Bagon to Shelgon to Salamence<3 Love that one. If you dream of something, don't give up on it, keep going for it and your dream will come true~


----------



## Glace (Jul 7, 2011)

*Re: Metaphor Behind Pokémon*

Ducklett --> Swanna

Ugly and unwanted by others, yet ending up a blooming and adored flower.


----------



## shadow_lugia (Jul 7, 2011)

*Re: Metaphor Behind Pokémon*

Abra -> Kadabra -> Alakazam

If you laugh at something that is useless, then it will grow up and _beat the crap out of you with its mind._


----------



## Eta Carinae (Jul 7, 2011)

*Re: Metaphor Behind Pokémon*



shadow_lugia said:


> Abra -> Kadabra -> Alakazam
> 
> If you laugh at something that is useless, then it will grow up and _beat the crap out of you with its mind._


This sort of works with the Beldum line as well


----------



## Superbird (Jul 7, 2011)

*Re: Metaphor Behind Pokémon*



shadow_lugia said:


> Abra -> Kadabra -> Alakazam
> 
> If you laugh at something that is useless, then it will grow up and _beat the crap out of you with its mind._


...One could put the Magikrap --> Gyarados thing under that description as well.


----------



## Eloi (Jul 7, 2011)

*Re: Metaphor Behind Pokémon*

Kyurem is a metaphor for 9/11?

...just kidding, though a lot of people do think that.

Perhaps the Pokemon franchise in general promotes individualism (consider how young children are allowed to roam by themselves with lots of power that they always control well and never get hurt), as well as secular-rational values by demonstrating evolution, cloning, and technology in general as functional and real in contrast with mythology, which the myths are always misunderstandings related to Pokemon (e.g. the legendaries), with Arceus, the Supreme Being of Pokemyth, being nothing more than a domestication-compatible animal, like all the others.
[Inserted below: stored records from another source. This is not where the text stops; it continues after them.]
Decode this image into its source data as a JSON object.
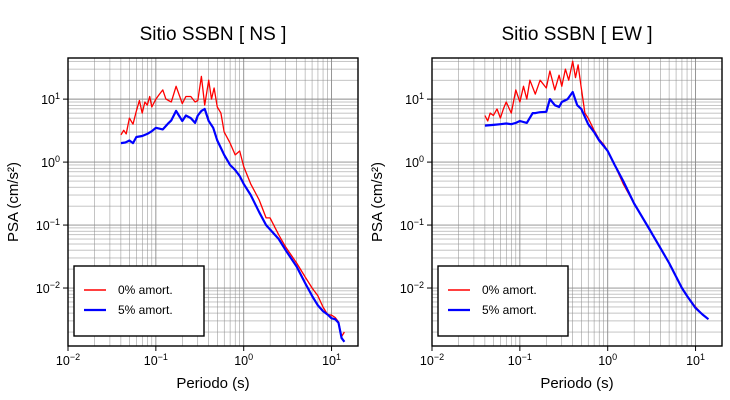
{
  "chart_data": [
    {
      "type": "line",
      "title": "Sitio SSBN [ NS ]",
      "xlabel": "Periodo (s)",
      "ylabel": "PSA (cm/s²)",
      "xscale": "log",
      "yscale": "log",
      "xlim": [
        0.01,
        20
      ],
      "ylim": [
        0.0012,
        45
      ],
      "grid": true,
      "legend_position": "bottom-left",
      "x_ticks": [
        {
          "value": 0.01,
          "base": "10",
          "exp": "−2"
        },
        {
          "value": 0.1,
          "base": "10",
          "exp": "−1"
        },
        {
          "value": 1,
          "base": "10",
          "exp": "0"
        },
        {
          "value": 10,
          "base": "10",
          "exp": "1"
        }
      ],
      "y_ticks": [
        {
          "value": 0.01,
          "base": "10",
          "exp": "−2"
        },
        {
          "value": 0.1,
          "base": "10",
          "exp": "−1"
        },
        {
          "value": 1,
          "base": "10",
          "exp": "0"
        },
        {
          "value": 10,
          "base": "10",
          "exp": "1"
        }
      ],
      "series": [
        {
          "name": "0% amort.",
          "color": "#ff0000",
          "x": [
            0.04,
            0.043,
            0.046,
            0.05,
            0.055,
            0.06,
            0.065,
            0.07,
            0.075,
            0.08,
            0.085,
            0.09,
            0.1,
            0.11,
            0.12,
            0.13,
            0.15,
            0.17,
            0.2,
            0.22,
            0.25,
            0.28,
            0.3,
            0.33,
            0.36,
            0.4,
            0.43,
            0.46,
            0.5,
            0.55,
            0.6,
            0.7,
            0.8,
            0.9,
            1.0,
            1.2,
            1.5,
            1.8,
            2.0,
            2.5,
            3.0,
            4.0,
            5.0,
            6.0,
            7.0,
            8.0,
            9.0,
            10.0,
            11.0,
            12.0,
            13.0,
            14.0
          ],
          "y": [
            2.7,
            3.2,
            2.8,
            5.0,
            4.0,
            6.5,
            9.5,
            6.0,
            9.0,
            8.0,
            11.0,
            7.5,
            10.0,
            12.0,
            14.0,
            10.0,
            9.0,
            16.0,
            8.5,
            11.0,
            11.0,
            9.0,
            9.5,
            23.0,
            8.0,
            20.0,
            10.0,
            15.0,
            7.5,
            6.0,
            3.0,
            2.0,
            1.3,
            1.5,
            0.85,
            0.45,
            0.25,
            0.13,
            0.13,
            0.07,
            0.045,
            0.025,
            0.015,
            0.01,
            0.0075,
            0.005,
            0.0038,
            0.0037,
            0.0034,
            0.0029,
            0.0017,
            0.002
          ]
        },
        {
          "name": "5% amort.",
          "color": "#0000ff",
          "x": [
            0.04,
            0.045,
            0.05,
            0.055,
            0.06,
            0.07,
            0.08,
            0.09,
            0.1,
            0.12,
            0.14,
            0.15,
            0.17,
            0.2,
            0.22,
            0.25,
            0.28,
            0.3,
            0.33,
            0.36,
            0.4,
            0.45,
            0.5,
            0.6,
            0.7,
            0.8,
            0.9,
            1.0,
            1.2,
            1.5,
            1.8,
            2.0,
            2.5,
            3.0,
            4.0,
            5.0,
            6.0,
            7.0,
            8.0,
            9.0,
            10.0,
            11.0,
            12.0,
            13.0,
            14.0
          ],
          "y": [
            2.0,
            2.05,
            2.2,
            2.0,
            2.5,
            2.6,
            2.8,
            3.1,
            3.5,
            3.3,
            4.2,
            4.6,
            6.5,
            4.5,
            5.5,
            5.0,
            4.2,
            5.5,
            6.5,
            7.0,
            4.5,
            3.5,
            2.2,
            1.3,
            0.9,
            0.75,
            0.6,
            0.45,
            0.3,
            0.16,
            0.1,
            0.085,
            0.06,
            0.04,
            0.022,
            0.012,
            0.0075,
            0.0053,
            0.0043,
            0.0038,
            0.0033,
            0.0032,
            0.0028,
            0.0016,
            0.0014
          ]
        }
      ]
    },
    {
      "type": "line",
      "title": "Sitio SSBN [ EW ]",
      "xlabel": "Periodo (s)",
      "ylabel": "PSA (cm/s²)",
      "xscale": "log",
      "yscale": "log",
      "xlim": [
        0.01,
        20
      ],
      "ylim": [
        0.0012,
        45
      ],
      "grid": true,
      "legend_position": "bottom-left",
      "x_ticks": [
        {
          "value": 0.01,
          "base": "10",
          "exp": "−2"
        },
        {
          "value": 0.1,
          "base": "10",
          "exp": "−1"
        },
        {
          "value": 1,
          "base": "10",
          "exp": "0"
        },
        {
          "value": 10,
          "base": "10",
          "exp": "1"
        }
      ],
      "y_ticks": [
        {
          "value": 0.01,
          "base": "10",
          "exp": "−2"
        },
        {
          "value": 0.1,
          "base": "10",
          "exp": "−1"
        },
        {
          "value": 1,
          "base": "10",
          "exp": "0"
        },
        {
          "value": 10,
          "base": "10",
          "exp": "1"
        }
      ],
      "series": [
        {
          "name": "0% amort.",
          "color": "#ff0000",
          "x": [
            0.04,
            0.043,
            0.046,
            0.05,
            0.055,
            0.06,
            0.065,
            0.07,
            0.08,
            0.09,
            0.1,
            0.11,
            0.12,
            0.13,
            0.15,
            0.17,
            0.2,
            0.22,
            0.25,
            0.28,
            0.3,
            0.33,
            0.36,
            0.4,
            0.43,
            0.46,
            0.5,
            0.55,
            0.6,
            0.7,
            0.8,
            0.9,
            1.0,
            1.2,
            1.5,
            2.0,
            3.0,
            5.0,
            7.0,
            8.0,
            10.0,
            12.0,
            14.0
          ],
          "y": [
            5.5,
            4.5,
            6.0,
            5.5,
            7.0,
            5.0,
            7.0,
            9.0,
            6.0,
            14.0,
            9.0,
            16.0,
            10.0,
            20.0,
            12.0,
            20.0,
            15.0,
            28.0,
            14.0,
            24.0,
            16.0,
            30.0,
            20.0,
            40.0,
            22.0,
            35.0,
            15.0,
            6.0,
            5.0,
            3.2,
            2.3,
            1.9,
            1.5,
            0.9,
            0.45,
            0.22,
            0.085,
            0.025,
            0.01,
            0.0075,
            0.005,
            0.0038,
            0.0032
          ]
        },
        {
          "name": "5% amort.",
          "color": "#0000ff",
          "x": [
            0.04,
            0.05,
            0.06,
            0.07,
            0.08,
            0.09,
            0.1,
            0.12,
            0.14,
            0.15,
            0.17,
            0.2,
            0.22,
            0.25,
            0.28,
            0.3,
            0.35,
            0.4,
            0.45,
            0.5,
            0.6,
            0.7,
            0.8,
            0.9,
            1.0,
            1.2,
            1.5,
            2.0,
            3.0,
            5.0,
            7.0,
            8.0,
            10.0,
            12.0,
            14.0
          ],
          "y": [
            3.8,
            3.9,
            4.0,
            4.1,
            4.0,
            4.2,
            4.5,
            4.2,
            6.0,
            6.0,
            6.2,
            6.3,
            10.0,
            8.0,
            7.5,
            9.0,
            10.0,
            13.0,
            8.0,
            7.0,
            4.0,
            3.0,
            2.2,
            1.8,
            1.5,
            0.9,
            0.5,
            0.22,
            0.085,
            0.025,
            0.01,
            0.0075,
            0.0048,
            0.0038,
            0.0032
          ]
        }
      ]
    }
  ]
}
It is for this reason that this forum (and the fanbase in general) has somewhat of a liberal-individualist political slant.


----------



## sv_01 (Jul 7, 2011)

*Re: Metaphor Behind Pokémon*

I think Arceus and Giratina symbolize body and mind. Arceus is a Normal-type in its basic form and has many forms, but they all look almost the same and they just fit different occassions, representing how people dress differently in different situations. Giratina is part Ghost, but also part Dragon to make it even stranger. It has two forms, and uses one in the normal world and the other in its own world. They both look strange, but the one it uses in its own world looks stranger and fiercer. Doesn't that look like the difference between what really is going on in your head and the approximation other people make of it? Or maybe just formulation and meaning, but that's similar.


----------